The number of company car drivers in the UK has remained stable at around one million for many years, and despite some changes to the system for taxation it seems to be a trend which is likely to continue. However, news from HMRC represents a double edged sword; bringing refreshing news for zero emissions drivers, but a raft of painful tax increases for fossil fueled vehicles.
‘Benefit in Kind’ tax, which is payable by employees who receive benefits on top of their usual salary, for example a company car which is also available for private use.
Understanding Benefit in Kind Taxation
The calculation of Benefit in Kind taxation can seem highly complex, the figures are mostly based on the CO2 emissions produced by the vehicle with the amount of CO2 produced per kilometre fitting into individual bands based on emission ranges. The amount paid by the individual is then determined by the list price of the car, combined with the employees personal tax rate.
So for example the method for calculating the tax paid is as follows, here we will presume the purchase of a 3 Series BMW with a cost price of £30,000 and an emissions rate of 124g/Km CO2 for a higher rate tax payer:
Company Car List price | £30,000 |
Multiply by the tax rate(120-124g/Km band) | 28% |
Multiple by your personal tax rate | 40% |
Annual Tax payment | £3,360 |
This is an additional tax bill of almost £300 deducted from your pay packet every month, and this is for a relatively mid-range vehicle. It is not inconceivable to have a monthly tax bill of over £1,000 and the average fees for executive drivers is over £600 per month. £600 per month which could be saved instantly by switching to an electric vehicle.
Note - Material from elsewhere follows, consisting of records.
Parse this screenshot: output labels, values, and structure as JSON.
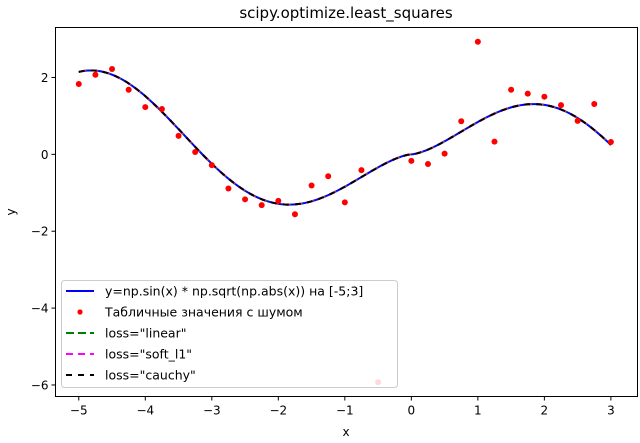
{
  "chart_data": {
    "type": "line",
    "title": "scipy.optimize.least_squares",
    "xlabel": "x",
    "ylabel": "y",
    "xlim": [
      -5.35,
      3.4
    ],
    "ylim": [
      -6.3,
      3.3
    ],
    "xticks": [
      -5,
      -4,
      -3,
      -2,
      -1,
      0,
      1,
      2,
      3
    ],
    "yticks": [
      -6,
      -4,
      -2,
      0,
      2
    ],
    "xtick_labels": [
      "−5",
      "−4",
      "−3",
      "−2",
      "−1",
      "0",
      "1",
      "2",
      "3"
    ],
    "ytick_labels": [
      "−6",
      "−4",
      "−2",
      "0",
      "2"
    ],
    "grid": false,
    "legend_position": "lower-left",
    "curve": {
      "name": "y=np.sin(x) * np.sqrt(np.abs(x)) на [-5;3]",
      "color": "#0000ff",
      "x_range": [
        -5,
        3
      ]
    },
    "fits": [
      {
        "name": "loss=\"linear\"",
        "color": "#008000",
        "dash": "8 4"
      },
      {
        "name": "loss=\"soft_l1\"",
        "color": "#ff00ff",
        "dash": "7 5"
      },
      {
        "name": "loss=\"cauchy\"",
        "color": "#000000",
        "dash": "6 6"
      }
    ],
    "scatter": {
      "name": "Табличные значения с шумом",
      "color": "#ff0000",
      "points": [
        [
          -5.0,
          1.83
        ],
        [
          -4.75,
          2.07
        ],
        [
          -4.5,
          2.22
        ],
        [
          -4.25,
          1.68
        ],
        [
          -4.0,
          1.23
        ],
        [
          -3.75,
          1.18
        ],
        [
          -3.5,
          0.48
        ],
        [
          -3.25,
          0.06
        ],
        [
          -3.0,
          -0.28
        ],
        [
          -2.75,
          -0.89
        ],
        [
          -2.5,
          -1.17
        ],
        [
          -2.25,
          -1.32
        ],
        [
          -2.0,
          -1.21
        ],
        [
          -1.75,
          -1.56
        ],
        [
          -1.5,
          -0.81
        ],
        [
          -1.25,
          -0.57
        ],
        [
          -1.0,
          -1.25
        ],
        [
          -0.75,
          -0.41
        ],
        [
          -0.5,
          -5.93
        ],
        [
          0.0,
          -0.17
        ],
        [
          0.25,
          -0.25
        ],
        [
          0.5,
          0.02
        ],
        [
          0.75,
          0.86
        ],
        [
          1.0,
          2.93
        ],
        [
          1.25,
          0.33
        ],
        [
          1.5,
          1.68
        ],
        [
          1.75,
          1.58
        ],
        [
          2.0,
          1.5
        ],
        [
          2.25,
          1.28
        ],
        [
          2.5,
          0.87
        ],
        [
          2.75,
          1.31
        ],
        [
          3.0,
          0.32
        ]
      ]
    }
  }
}
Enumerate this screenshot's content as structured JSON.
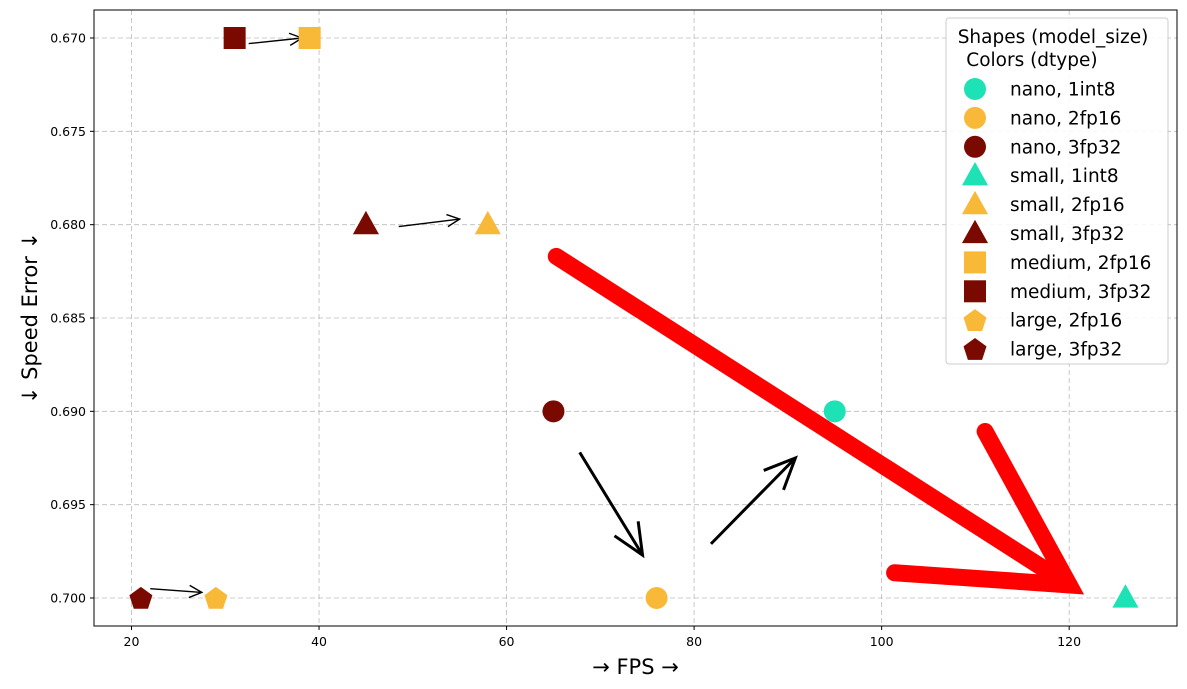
{
  "chart_data": {
    "type": "scatter",
    "title": "",
    "xlabel": "→ FPS →",
    "ylabel": "↓ Speed Error ↓",
    "xlim": [
      16,
      131.5
    ],
    "ylim": [
      0.7015,
      0.6685
    ],
    "y_inverted": true,
    "grid": true,
    "legend_position": "top-right",
    "xticks": [
      20,
      40,
      60,
      80,
      100,
      120
    ],
    "xtick_labels": [
      "20",
      "40",
      "60",
      "80",
      "100",
      "120"
    ],
    "yticks": [
      0.67,
      0.675,
      0.68,
      0.685,
      0.69,
      0.695,
      0.7
    ],
    "ytick_labels": [
      "0.670",
      "0.675",
      "0.680",
      "0.685",
      "0.690",
      "0.695",
      "0.700"
    ],
    "legend": {
      "title_line1": "Shapes (model_size)",
      "title_line2": " Colors (dtype)"
    },
    "colors": {
      "int8": "#1de2b6",
      "fp16": "#f9b938",
      "fp32": "#7a0a00",
      "highlight_arrow": "#ff0000",
      "annotation_arrow": "#000000"
    },
    "series": [
      {
        "name": "nano, 1int8",
        "marker": "circle",
        "dtype": "int8",
        "x": [
          95
        ],
        "y": [
          0.69
        ]
      },
      {
        "name": "nano, 2fp16",
        "marker": "circle",
        "dtype": "fp16",
        "x": [
          76
        ],
        "y": [
          0.7
        ]
      },
      {
        "name": "nano, 3fp32",
        "marker": "circle",
        "dtype": "fp32",
        "x": [
          65
        ],
        "y": [
          0.69
        ]
      },
      {
        "name": "small, 1int8",
        "marker": "triangle",
        "dtype": "int8",
        "x": [
          126
        ],
        "y": [
          0.7
        ]
      },
      {
        "name": "small, 2fp16",
        "marker": "triangle",
        "dtype": "fp16",
        "x": [
          58
        ],
        "y": [
          0.68
        ]
      },
      {
        "name": "small, 3fp32",
        "marker": "triangle",
        "dtype": "fp32",
        "x": [
          45
        ],
        "y": [
          0.68
        ]
      },
      {
        "name": "medium, 2fp16",
        "marker": "square",
        "dtype": "fp16",
        "x": [
          39
        ],
        "y": [
          0.67
        ]
      },
      {
        "name": "medium, 3fp32",
        "marker": "square",
        "dtype": "fp32",
        "x": [
          31
        ],
        "y": [
          0.67
        ]
      },
      {
        "name": "large, 2fp16",
        "marker": "pentagon",
        "dtype": "fp16",
        "x": [
          29
        ],
        "y": [
          0.7
        ]
      },
      {
        "name": "large, 3fp32",
        "marker": "pentagon",
        "dtype": "fp32",
        "x": [
          21
        ],
        "y": [
          0.7
        ]
      }
    ],
    "annotations": [
      {
        "kind": "arrow",
        "from": [
          32.5,
          0.6703
        ],
        "to": [
          38.2,
          0.67
        ],
        "color": "annotation_arrow",
        "width": 1.4,
        "head": "open-small"
      },
      {
        "kind": "arrow",
        "from": [
          48.5,
          0.6801
        ],
        "to": [
          55,
          0.6797
        ],
        "color": "annotation_arrow",
        "width": 1.4,
        "head": "open-small"
      },
      {
        "kind": "arrow",
        "from": [
          22,
          0.6995
        ],
        "to": [
          27.5,
          0.6997
        ],
        "color": "annotation_arrow",
        "width": 1.4,
        "head": "open-small"
      },
      {
        "kind": "arrow",
        "from": [
          67.8,
          0.6922
        ],
        "to": [
          74.5,
          0.6977
        ],
        "color": "annotation_arrow",
        "width": 3,
        "head": "open-large"
      },
      {
        "kind": "arrow",
        "from": [
          81.8,
          0.6971
        ],
        "to": [
          90.8,
          0.6925
        ],
        "color": "annotation_arrow",
        "width": 3,
        "head": "open-large"
      },
      {
        "kind": "arrow",
        "from": [
          65.3,
          0.6817
        ],
        "to": [
          120,
          0.6993
        ],
        "color": "highlight_arrow",
        "width": 17,
        "head": "open-huge"
      }
    ]
  }
}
Considering The Environmental Impact of Motoring
Of course, as you would expect, with the environmental focus which is on the table the benefit in kind figures are mooted to increase for everything other than low and zero emissions vehicles.
The announcement from HMRC is encouraging for electric vehicle drivers as the new benefit in kind rates for zero emission vehicles is 0%, reduced from 16% in the current tax year.
This reduction marks a major drive to encourage zero emission fleets. As part of the announcement of the new benefit in kind rates the Government have stated that they “recognised the value of the company car market in supporting the transition to zero emission technology… By providing clarity of future appropriate percentages, businesses will have the ability to make more informed decisions about how they make the transition to zero emission fleets.”
The overall trend is that there are more electric vehicles within company fleets rather than domestically and the government is looking to this sizable market to encourage the take up of low and zero emission vehicles.
Forecasting The Future
With vehicle emissions being a major source of low level pollution has been seen to be a major area for discussion on the hustings.
Overall, whether it is ten, twenty-five or thirty years away it is clear that there is a major drive to a zero emission environment. Whereas it cannot happen overnight the obvious path is for Government to load tax on higher emissions vehicles, to both satisfy their environmental promises and recoup the reduction of tax revenue from the zero emission drivers.
It is clear that the money to support funding incentives for zero emissions vehicles has to come from somewhere, and there have been a lot of election promises which are putting demands on the collective kitty. It does not take an economic genius to guess that the rates for higher emission vehicles will therefore increase exponentially in Benefit in Kind as well as road tax, emissions charging, fuel excise and whatever new taxation they feel they can introduce to appease public opinion when it comes to environmental matters.
The Bottom Line
For the foreseeable future you will need no crystal ball to tell you what will happen to drivers of mid and higher range emission vehicles. There will be an overall increase in costs, up to 37% in Benefit in Kind and it is unlikely to stop there.
Let’s put this into perspective with the cost of running both a petrol and electric vehicle for one month in Central London.
Petrol | EV | |
Benefit in Kind | £600 | £0 |
Low Emissions Zone Charging | £720 | £0 |
Congestion Charge | £345 | £0 |
Vehicle Excise Fund | £180 | £0 |
Fuel1,000 miles driven on average costs | £410 | £20 |
Average Monthly Cost | £2,255 | £20 |
That is a shocking reduction of £2,235 per month or £26,820 per year in costs. You may feel this is an extreme example and that there are lower costs outside of London, however the model shows that, however you drive, if it is not electric you will be paying more today and you will continue to pay more and more as we approach a zero emissions future.
It is no doubt that there is a war on motorists from both the government and environmentalists. Through no fault of drivers who have been brought up with fossil fueled vehicles and for whom there has not been a credible alternative. However the best advice is for both drivers and fleet managers is to change to electric now!
We are at a stage where there are grants available for the purchase of vehicles and the installation of charging infrastructure, there are clear benefits in terms of costs and taxes as well as the obvious cost savings to be made for refueling and running costs.
If you are looking at purchasing a new company car you would be foolish to not consider the benefits of electric.